In the circuit shown in figure three ideal sources have $\text{EMF}$, $E_1=1\text{V}$ and $E_2=2.5\text{V}$ and the resistances have the values $R_1=10\Omega$ and $R_2=20\Omega$. Find the potential differences $V_A-V_B$ between the plates $\text{A}$ and $\text{B}$ of the capacitor $\text{C}$ in steady state.

• A. $-0.5\text{V}$
• B. $-1\text{V}$
• C. $-1.5\text{V}$
• D. $-2\text{V}$

Answer 1

The correct option is A $-0.5\text{V}$

As we know that in steady state no current flows through the branch in which capacitor is connected, so in the given circuit current only flows in the outer loop as shown in figure.

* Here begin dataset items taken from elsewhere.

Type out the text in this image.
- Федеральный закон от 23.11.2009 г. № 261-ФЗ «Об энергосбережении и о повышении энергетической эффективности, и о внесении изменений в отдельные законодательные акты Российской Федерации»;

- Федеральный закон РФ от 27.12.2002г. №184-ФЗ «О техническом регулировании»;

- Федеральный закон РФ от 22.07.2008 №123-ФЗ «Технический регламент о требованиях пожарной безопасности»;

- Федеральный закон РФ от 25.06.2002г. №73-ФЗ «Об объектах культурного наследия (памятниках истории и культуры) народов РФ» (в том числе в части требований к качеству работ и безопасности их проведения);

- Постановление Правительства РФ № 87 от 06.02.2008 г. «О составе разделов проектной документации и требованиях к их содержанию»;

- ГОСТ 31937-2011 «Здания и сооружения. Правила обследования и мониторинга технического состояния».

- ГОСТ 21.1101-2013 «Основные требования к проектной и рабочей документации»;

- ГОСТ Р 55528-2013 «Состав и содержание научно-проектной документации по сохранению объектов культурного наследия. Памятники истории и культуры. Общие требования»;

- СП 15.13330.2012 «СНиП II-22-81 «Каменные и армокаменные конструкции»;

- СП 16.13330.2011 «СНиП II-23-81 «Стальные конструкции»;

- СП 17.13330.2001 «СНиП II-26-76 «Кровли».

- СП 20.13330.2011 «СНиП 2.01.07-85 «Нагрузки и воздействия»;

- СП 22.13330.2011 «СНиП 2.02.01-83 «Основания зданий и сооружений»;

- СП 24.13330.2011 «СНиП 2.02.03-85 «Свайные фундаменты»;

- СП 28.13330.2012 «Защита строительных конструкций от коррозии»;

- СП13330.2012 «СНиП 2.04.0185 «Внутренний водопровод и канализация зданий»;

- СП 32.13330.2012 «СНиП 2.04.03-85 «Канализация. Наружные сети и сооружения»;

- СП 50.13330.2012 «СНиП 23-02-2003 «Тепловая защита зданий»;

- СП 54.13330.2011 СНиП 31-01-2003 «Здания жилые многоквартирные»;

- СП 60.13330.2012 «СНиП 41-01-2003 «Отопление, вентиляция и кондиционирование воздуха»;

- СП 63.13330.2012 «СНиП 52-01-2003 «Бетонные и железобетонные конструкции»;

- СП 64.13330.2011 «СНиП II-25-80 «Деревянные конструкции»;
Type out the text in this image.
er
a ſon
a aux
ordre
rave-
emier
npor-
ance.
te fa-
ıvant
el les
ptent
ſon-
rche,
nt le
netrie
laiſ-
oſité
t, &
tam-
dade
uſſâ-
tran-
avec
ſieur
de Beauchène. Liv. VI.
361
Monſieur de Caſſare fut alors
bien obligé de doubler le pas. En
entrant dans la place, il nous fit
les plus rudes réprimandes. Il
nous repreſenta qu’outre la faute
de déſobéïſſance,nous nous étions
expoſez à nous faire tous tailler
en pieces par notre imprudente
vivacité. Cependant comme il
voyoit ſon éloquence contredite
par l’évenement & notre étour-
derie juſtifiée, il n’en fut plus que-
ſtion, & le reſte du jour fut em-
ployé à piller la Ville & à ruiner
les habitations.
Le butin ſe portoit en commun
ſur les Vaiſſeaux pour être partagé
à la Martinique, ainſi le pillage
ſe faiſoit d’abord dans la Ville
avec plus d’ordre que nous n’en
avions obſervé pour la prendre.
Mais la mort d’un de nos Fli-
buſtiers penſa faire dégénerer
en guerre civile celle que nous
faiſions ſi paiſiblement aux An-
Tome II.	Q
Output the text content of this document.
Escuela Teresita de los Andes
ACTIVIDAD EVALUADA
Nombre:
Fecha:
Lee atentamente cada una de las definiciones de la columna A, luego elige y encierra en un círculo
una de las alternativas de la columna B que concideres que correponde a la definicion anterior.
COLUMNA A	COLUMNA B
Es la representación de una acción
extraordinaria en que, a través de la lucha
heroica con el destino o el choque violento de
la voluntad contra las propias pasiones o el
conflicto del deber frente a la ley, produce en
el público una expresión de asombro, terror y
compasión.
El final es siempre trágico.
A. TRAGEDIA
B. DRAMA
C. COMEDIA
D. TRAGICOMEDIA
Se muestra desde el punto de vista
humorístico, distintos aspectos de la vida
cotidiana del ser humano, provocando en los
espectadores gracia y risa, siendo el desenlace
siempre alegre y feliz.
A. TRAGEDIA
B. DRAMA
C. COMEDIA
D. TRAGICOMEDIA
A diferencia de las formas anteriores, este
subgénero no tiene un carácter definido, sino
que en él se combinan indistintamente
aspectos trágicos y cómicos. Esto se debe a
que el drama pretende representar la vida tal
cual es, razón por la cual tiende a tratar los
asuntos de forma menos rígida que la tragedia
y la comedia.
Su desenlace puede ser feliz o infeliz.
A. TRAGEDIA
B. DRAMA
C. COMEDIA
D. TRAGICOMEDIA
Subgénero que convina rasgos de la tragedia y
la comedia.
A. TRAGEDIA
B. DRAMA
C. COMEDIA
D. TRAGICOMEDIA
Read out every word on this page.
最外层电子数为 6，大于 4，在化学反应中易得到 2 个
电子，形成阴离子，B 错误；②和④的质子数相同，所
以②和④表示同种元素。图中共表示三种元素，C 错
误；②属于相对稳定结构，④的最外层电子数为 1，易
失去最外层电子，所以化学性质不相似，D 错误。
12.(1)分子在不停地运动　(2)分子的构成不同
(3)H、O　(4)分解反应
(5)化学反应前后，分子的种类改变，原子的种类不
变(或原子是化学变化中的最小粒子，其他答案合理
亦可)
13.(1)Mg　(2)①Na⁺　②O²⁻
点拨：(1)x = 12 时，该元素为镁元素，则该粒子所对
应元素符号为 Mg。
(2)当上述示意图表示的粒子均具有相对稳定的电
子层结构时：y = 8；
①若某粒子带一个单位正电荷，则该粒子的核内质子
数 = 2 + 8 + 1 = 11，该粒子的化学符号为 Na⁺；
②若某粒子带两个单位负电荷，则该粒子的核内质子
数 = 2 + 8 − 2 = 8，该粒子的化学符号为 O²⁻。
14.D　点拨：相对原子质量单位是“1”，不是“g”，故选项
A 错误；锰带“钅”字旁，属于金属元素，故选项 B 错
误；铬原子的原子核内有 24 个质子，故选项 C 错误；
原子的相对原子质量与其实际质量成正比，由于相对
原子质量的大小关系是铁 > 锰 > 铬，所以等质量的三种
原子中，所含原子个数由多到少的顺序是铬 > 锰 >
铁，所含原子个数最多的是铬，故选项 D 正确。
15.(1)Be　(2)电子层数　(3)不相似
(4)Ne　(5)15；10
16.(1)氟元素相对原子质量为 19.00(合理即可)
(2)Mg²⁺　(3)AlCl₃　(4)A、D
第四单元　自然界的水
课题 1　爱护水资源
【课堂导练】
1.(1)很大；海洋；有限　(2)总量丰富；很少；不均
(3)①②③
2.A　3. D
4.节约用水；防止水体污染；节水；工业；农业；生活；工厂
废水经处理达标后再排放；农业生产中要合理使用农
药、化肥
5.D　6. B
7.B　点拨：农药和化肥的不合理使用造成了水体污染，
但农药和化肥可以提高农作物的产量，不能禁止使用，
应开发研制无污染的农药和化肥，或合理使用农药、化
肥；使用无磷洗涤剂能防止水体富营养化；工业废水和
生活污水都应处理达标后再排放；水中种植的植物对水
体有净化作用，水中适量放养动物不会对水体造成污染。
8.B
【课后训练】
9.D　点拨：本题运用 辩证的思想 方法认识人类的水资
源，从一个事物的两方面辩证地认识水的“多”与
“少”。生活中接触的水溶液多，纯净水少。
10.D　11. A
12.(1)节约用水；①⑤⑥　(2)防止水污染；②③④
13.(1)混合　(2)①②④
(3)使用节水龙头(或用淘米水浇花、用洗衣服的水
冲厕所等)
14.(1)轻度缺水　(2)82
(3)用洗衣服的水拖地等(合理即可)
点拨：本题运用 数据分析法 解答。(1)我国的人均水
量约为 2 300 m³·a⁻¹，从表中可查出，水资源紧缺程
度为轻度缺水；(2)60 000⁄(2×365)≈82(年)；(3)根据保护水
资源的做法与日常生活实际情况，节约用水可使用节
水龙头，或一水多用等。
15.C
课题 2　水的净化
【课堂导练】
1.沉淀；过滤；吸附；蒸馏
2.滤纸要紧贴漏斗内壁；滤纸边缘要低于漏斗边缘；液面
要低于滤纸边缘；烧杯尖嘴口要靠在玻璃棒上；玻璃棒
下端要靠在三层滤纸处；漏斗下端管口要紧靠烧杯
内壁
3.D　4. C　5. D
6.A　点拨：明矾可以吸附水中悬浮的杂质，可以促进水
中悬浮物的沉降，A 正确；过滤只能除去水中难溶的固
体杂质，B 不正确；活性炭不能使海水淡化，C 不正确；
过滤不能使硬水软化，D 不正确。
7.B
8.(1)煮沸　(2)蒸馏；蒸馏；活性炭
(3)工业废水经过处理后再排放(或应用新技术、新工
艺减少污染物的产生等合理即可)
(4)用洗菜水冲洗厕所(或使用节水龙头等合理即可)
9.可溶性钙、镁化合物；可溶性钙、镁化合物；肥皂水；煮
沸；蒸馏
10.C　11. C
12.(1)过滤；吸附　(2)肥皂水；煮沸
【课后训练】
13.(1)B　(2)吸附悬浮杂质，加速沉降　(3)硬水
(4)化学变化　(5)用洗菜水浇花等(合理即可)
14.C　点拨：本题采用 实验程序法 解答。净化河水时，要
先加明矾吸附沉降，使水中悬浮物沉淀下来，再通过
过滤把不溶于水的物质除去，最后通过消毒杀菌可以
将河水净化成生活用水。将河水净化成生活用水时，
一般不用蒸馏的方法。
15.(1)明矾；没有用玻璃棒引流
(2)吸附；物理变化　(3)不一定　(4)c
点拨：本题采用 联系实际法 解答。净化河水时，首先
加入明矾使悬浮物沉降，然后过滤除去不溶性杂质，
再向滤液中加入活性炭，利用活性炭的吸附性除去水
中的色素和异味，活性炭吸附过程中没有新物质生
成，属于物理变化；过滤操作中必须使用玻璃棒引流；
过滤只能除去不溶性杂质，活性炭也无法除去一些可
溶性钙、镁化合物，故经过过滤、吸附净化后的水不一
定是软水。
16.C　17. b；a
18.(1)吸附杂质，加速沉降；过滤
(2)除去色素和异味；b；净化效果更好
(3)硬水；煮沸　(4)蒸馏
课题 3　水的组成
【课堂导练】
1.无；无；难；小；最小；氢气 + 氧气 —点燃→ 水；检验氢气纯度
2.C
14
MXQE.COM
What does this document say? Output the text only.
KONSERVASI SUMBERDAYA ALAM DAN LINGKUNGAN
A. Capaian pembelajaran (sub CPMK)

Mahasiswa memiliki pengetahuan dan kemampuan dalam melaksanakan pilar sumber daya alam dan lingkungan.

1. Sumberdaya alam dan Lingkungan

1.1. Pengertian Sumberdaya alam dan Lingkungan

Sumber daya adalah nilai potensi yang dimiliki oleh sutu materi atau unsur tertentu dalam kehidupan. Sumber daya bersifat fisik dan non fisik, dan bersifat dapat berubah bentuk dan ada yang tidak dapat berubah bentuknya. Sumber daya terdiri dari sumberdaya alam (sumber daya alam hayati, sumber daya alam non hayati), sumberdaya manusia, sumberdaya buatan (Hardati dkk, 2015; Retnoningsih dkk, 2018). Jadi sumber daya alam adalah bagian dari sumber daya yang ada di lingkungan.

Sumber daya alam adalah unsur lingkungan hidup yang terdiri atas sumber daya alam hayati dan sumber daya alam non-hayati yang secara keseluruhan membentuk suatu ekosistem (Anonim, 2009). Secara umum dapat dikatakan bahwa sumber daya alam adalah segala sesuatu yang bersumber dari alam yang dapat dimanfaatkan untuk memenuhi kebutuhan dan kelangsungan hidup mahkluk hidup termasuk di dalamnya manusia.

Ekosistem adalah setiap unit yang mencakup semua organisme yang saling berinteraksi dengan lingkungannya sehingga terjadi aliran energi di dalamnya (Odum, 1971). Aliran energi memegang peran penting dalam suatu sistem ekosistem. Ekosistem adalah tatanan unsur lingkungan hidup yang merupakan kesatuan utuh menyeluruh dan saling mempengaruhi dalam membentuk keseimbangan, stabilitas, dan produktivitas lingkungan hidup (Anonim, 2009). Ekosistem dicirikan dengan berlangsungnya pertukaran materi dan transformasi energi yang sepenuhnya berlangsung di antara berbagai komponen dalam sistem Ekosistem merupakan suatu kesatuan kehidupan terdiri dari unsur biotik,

Writing $KVL$ equation for the outer loop $\text{POMLKNP}$ gives,

$20i+10i=2.5-1.0$

$\Rightarrow 30i=1.5$

$\Rightarrow i=\frac{1.5}{30}=0.05\text{A}$

Writing equation of potential drop from capacitor terminal $A$ to $B$ for the loop $\text{NMOPN}$ gives,

$V_B+20i-2.5+1=V_A$

$\Rightarrow V_B-V_A=1.5-20i$

$\Rightarrow V_B-V_A=1.5-20\times 0.05$

$\Rightarrow V_B-V_A=0.5\text{V}$

$\therefore V_A-V_B=-0.5\text{V}$

Hence, option $\left(a\right)$ is correct answer.